Digital Signal Processing Formulas
1. Signals and Systems
Discrete-time signal
\[ x[n] \quad \text{where } n \in \mathbb{Z} \]
Linear Time-Invariant (LTI) System
\[ y[n] = \sum_{k=-\infty}^{\infty} h[k]x[n-k] \]
2. Fourier Analysis
Discrete Fourier Transform (DFT)
\[ X[k] = \sum_{n=0}^{N-1} x[n] e^{-j2\pi kn/N} \]
Inverse Discrete Fourier Transform (IDFT)

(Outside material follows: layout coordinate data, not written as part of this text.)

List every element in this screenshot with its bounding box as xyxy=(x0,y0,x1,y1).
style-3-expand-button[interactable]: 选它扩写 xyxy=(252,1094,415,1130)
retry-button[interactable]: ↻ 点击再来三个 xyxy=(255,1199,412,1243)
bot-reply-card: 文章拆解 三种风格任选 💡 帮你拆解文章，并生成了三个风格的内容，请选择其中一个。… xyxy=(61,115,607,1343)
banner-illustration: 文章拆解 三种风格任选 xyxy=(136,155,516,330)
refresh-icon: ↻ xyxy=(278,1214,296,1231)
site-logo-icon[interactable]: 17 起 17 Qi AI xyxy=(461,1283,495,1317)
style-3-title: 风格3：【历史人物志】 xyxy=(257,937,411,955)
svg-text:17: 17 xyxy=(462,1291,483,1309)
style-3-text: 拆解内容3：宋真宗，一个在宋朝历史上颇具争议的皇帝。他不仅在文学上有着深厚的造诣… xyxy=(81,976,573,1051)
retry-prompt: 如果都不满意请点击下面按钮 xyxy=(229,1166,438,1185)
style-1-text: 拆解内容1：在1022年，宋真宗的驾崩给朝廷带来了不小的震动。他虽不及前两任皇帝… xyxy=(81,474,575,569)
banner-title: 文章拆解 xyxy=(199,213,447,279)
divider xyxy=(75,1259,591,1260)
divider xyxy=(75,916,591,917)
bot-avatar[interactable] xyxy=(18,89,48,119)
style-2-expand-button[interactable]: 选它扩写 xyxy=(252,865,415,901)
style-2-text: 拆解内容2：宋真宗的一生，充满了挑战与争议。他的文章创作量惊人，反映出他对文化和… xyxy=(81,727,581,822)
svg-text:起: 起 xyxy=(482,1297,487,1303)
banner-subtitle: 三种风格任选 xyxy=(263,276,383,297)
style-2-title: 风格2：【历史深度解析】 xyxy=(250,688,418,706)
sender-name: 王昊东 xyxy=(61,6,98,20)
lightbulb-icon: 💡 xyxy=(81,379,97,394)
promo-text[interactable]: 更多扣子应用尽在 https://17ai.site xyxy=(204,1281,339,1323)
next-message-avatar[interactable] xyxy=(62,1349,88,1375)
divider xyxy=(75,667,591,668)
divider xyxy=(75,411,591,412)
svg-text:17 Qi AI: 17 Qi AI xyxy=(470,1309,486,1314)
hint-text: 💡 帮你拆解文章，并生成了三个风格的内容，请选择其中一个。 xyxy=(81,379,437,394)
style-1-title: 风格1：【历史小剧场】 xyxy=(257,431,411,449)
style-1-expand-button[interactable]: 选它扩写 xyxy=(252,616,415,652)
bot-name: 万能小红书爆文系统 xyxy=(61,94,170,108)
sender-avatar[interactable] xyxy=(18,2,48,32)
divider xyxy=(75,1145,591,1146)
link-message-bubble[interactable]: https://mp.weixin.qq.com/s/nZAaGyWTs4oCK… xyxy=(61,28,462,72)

\[ x[n] = \frac{1}{N} \sum_{k=0}^{N-1} X[k] e^{j2\pi kn/N} \]
3. Z-Transform
Z-Transform
\[ X(z) = \sum_{n=-\infty}^{\infty} x[n]z^{-n} \]
Inverse Z-Transform
\[ x[n] = \frac{1}{2\pi j} \oint X(z)z^{n-1}dz \]
4. Sampling and Reconstruction
Nyquist-Shannon Sampling Theorem
\[ f_s > 2f_{max} \]
where \(f_s\) is the sampling frequency and \(f_{max}\) is the highest frequency component in the signal.
5. Digital Filters
FIR Filter
\[ y[n] = \sum_{k=0}^{M-1} b_k x[n-k] \]
IIR Filter
\[ y[n] = \sum_{k=0}^{M} b_k x[n-k] - \sum_{k=1}^{N} a_k y[n-k] \]